Di ciò si è interessata la Suprema Corte in riferimento alla pronunzia del giudice di merito, che aveva ritenuto integrati i requisiti della “revoca per ingratitudine“, per il mero inadempimento della donataria all’obbligo di somministrazione degli alimenti al donante, per non avergli prestato assistenza nell’abitazione trasferita con donazione e per aver acceso un mutuo, a fronte di proprie esigenze personali.
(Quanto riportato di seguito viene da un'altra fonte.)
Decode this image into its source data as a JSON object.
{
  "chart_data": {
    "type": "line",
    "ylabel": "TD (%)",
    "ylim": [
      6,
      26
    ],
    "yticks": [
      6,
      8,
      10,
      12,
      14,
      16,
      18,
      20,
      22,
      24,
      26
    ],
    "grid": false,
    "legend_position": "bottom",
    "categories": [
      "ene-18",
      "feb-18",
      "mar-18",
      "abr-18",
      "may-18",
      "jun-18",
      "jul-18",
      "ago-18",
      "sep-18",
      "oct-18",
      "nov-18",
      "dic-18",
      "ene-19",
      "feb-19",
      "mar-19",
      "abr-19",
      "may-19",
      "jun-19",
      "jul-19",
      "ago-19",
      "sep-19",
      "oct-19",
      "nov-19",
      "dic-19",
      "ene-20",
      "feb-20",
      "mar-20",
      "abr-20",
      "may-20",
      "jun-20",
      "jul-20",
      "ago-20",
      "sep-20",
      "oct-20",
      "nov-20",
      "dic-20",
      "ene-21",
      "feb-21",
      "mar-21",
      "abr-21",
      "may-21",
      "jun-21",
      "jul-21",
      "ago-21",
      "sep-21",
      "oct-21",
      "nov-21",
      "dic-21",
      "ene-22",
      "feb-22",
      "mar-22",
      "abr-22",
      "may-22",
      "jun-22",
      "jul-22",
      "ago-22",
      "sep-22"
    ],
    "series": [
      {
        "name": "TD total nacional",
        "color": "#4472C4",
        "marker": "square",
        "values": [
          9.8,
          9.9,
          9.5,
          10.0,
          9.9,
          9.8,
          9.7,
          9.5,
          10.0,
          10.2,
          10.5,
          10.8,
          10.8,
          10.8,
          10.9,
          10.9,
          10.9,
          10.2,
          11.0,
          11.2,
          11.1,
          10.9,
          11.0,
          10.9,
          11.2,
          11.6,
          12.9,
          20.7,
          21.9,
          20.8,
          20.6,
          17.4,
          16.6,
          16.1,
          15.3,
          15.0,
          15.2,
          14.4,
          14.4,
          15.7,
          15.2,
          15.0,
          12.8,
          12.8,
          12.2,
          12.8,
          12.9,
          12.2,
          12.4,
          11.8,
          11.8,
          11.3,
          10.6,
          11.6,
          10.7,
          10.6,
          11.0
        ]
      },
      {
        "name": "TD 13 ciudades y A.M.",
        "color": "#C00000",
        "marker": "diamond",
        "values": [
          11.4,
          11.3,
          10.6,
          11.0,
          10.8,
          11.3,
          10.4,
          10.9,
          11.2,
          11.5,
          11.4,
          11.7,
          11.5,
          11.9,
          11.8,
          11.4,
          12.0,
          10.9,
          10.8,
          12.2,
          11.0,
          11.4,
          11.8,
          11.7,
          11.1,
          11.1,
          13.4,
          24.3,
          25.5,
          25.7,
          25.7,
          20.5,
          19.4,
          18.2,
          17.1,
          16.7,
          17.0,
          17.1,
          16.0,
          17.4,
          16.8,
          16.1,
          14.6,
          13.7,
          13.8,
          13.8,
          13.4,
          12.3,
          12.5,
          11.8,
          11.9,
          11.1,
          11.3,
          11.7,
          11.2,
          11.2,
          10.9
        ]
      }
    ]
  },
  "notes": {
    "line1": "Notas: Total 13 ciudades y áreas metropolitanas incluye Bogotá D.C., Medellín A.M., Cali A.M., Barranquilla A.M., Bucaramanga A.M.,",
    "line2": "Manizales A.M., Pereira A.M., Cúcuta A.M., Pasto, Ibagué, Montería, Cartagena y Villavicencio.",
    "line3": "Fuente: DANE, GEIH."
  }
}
L’ingiuria grave richiesta dall’art. 801, cod. civ., quale presupposto necessario per la revocabilità di una donazione, si caratterizza per la manifestazione esteriore del comportamento del donatario, che deve dimostrare un costante comportamento di disistima delle qualità morali del donante e mancare rispetto alla dignità dello stesso. (cfr.Cass.17188/2016).

Pertanto deve essere espressione di profonda avversione o animosità verso chi ha effettuato la donazione.

Il comportamento deve essere espressamente rivolto a ledere la sfera morale del donante, ed annullare quel senso di riconoscenza che dovrebbe improntare l’atteggiamento di chi ha ricevuto un beneficio.

Nel caso specifico, la Corte non ha ritenuto configurati gli estremi indicati dalla norma, ritenuti presupposti necessari per la “revoca della donazione per ingratitudine“.

La Corte d’Appello, per ritenere integrati i requisiti di cui all’art. 801, cod. civ., avrebbe dovuto valutare se detti comportamenti fossero apertamente ingiuriosi, come previsto dall’orientamento costante della giurisprudenza di legittimità.

Atteggiamento reprensibile del donatario, quindi, ma non tanto da presupporre la revoca della donazione goduta.